The Real College Students of Duke University

Tuesday, amid a cacophony of rancorous dissent and excited applause, President Richard Brodhead signed a contract with MTV for a new reality show, “The Real College Students of Duke University.”

After receiving searing criticism from faculty, students and alumni alike, Brodhead spoke out about his reasoning for instigating such a project: “With a deficit not yet managed by faculty attrition and budget cuts, we had to search for new, innovative ways to make up our debts. MTV is willing to pay us thousands of dollars per episode, allowing us to divert more money from the Durham campus to the Kunshan... err... I mean... allowing us to once again focus our efforts on making this campus the best place for students.”

Brodhead added that “though it is controversial, we are in the forefront of this innovation. Many of this country’s elite institutions will be following suit in the coming years. You’ll see.”

While innovation may not be the best word to describe such a drastic new plan, the Editorial Board recognizes the project’s potential.

With the show set to begin taping on LDOC, and encouragement from Brodhead’s now public twitter account (“Dickbro—Students, work less hard, play harder”), the campus is ripe for the Duke experience so many of us have sought.

“This is why I came to Duke,” spouted Sammy D as he drunkenly staggered to claim his LDOC bracelet, MTV video cameras in tow.

While receiving his bracelet, Sammy D’s long-time girlfriend appeared and threw a beer can in his face (the new equivalent of throwing wine), yelling, “How dare you sleep with my best friend without inviting me! You know the rules of our relationship! We’re SO on a break!”

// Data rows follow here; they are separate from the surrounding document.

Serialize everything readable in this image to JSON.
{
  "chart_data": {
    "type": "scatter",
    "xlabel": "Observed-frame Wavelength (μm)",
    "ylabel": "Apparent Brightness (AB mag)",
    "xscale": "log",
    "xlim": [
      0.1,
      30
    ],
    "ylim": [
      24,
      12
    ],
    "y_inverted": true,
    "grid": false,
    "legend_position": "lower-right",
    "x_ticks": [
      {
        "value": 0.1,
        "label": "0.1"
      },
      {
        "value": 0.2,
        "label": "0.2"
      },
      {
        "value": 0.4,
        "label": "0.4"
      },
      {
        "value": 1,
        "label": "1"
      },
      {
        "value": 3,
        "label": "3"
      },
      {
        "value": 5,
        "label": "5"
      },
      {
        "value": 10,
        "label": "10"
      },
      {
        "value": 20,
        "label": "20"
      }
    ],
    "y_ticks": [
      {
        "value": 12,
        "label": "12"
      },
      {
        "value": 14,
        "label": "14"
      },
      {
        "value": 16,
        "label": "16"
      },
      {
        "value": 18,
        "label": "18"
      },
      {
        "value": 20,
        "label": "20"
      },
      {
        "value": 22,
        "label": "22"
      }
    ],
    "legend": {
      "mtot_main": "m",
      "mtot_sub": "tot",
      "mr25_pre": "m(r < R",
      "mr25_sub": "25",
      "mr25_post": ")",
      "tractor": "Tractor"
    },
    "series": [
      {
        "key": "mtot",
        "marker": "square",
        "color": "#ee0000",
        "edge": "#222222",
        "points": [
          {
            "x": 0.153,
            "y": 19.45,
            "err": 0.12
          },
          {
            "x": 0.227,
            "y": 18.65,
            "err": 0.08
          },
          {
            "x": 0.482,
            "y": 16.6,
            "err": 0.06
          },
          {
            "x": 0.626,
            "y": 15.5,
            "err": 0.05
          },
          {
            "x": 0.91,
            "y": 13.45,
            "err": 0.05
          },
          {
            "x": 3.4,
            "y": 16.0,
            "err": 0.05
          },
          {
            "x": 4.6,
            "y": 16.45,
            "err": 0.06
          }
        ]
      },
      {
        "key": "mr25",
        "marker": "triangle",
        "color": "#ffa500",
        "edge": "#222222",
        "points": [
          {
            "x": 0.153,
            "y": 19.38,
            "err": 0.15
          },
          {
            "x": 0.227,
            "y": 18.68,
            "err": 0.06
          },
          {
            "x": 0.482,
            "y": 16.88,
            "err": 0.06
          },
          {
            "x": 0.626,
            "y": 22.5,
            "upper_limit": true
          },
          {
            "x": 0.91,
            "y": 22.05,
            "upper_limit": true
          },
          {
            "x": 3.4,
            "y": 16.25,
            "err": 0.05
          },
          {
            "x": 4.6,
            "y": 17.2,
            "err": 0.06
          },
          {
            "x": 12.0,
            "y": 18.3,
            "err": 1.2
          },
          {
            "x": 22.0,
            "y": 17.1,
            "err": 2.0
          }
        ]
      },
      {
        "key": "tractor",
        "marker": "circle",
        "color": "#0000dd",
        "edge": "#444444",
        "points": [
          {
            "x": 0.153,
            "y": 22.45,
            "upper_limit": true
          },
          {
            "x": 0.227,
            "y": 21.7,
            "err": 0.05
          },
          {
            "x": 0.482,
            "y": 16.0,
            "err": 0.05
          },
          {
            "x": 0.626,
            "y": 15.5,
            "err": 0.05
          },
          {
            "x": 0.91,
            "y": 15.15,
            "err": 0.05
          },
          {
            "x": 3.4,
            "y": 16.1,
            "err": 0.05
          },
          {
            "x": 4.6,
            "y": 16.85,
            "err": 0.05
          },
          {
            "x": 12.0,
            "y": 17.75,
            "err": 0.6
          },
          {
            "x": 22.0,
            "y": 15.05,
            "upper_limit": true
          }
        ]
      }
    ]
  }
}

Karen Owen, the show’s executive producer, was on hand to explain the project in further detail.

“We felt the media circus around Duke has been one of sex and scandal, not representing the real experience of students here,” Owen said. “This is a way for us to set the story straight in the public eye.”

We believe greater things will be in store for us as well. To boost ratings, we recommend that the West Union Building be renovated to become Shooters III, giving students quick, easy access to quick, easy classmates.

And if the rumblings are true, Pratt may undergo a complete makeover. We recommend it become the Pratt School of Fashion and Design, bringing a much needed influx of potential models and sassy students to an already overhyped campus. If this were to happen, the drama would be fiercer than a sorority common room minutes after the end of a frat party.

The incoming Cast of 2015 should look to enrich the show further. The admissions office should ensure that students from overrepresented areas such as New Jersey and Long Island make up an even greater percentage of new students.

Yet not every student is on board.

“Uh uh,” said sophomore Shannon Lieby. “I do not trust Brodhead. I mean, who does he think he is? God? No. That was completely uncalled for, given what he did.”

In case you couldn’t tell, this editorial is a joke. Have a great LDOC!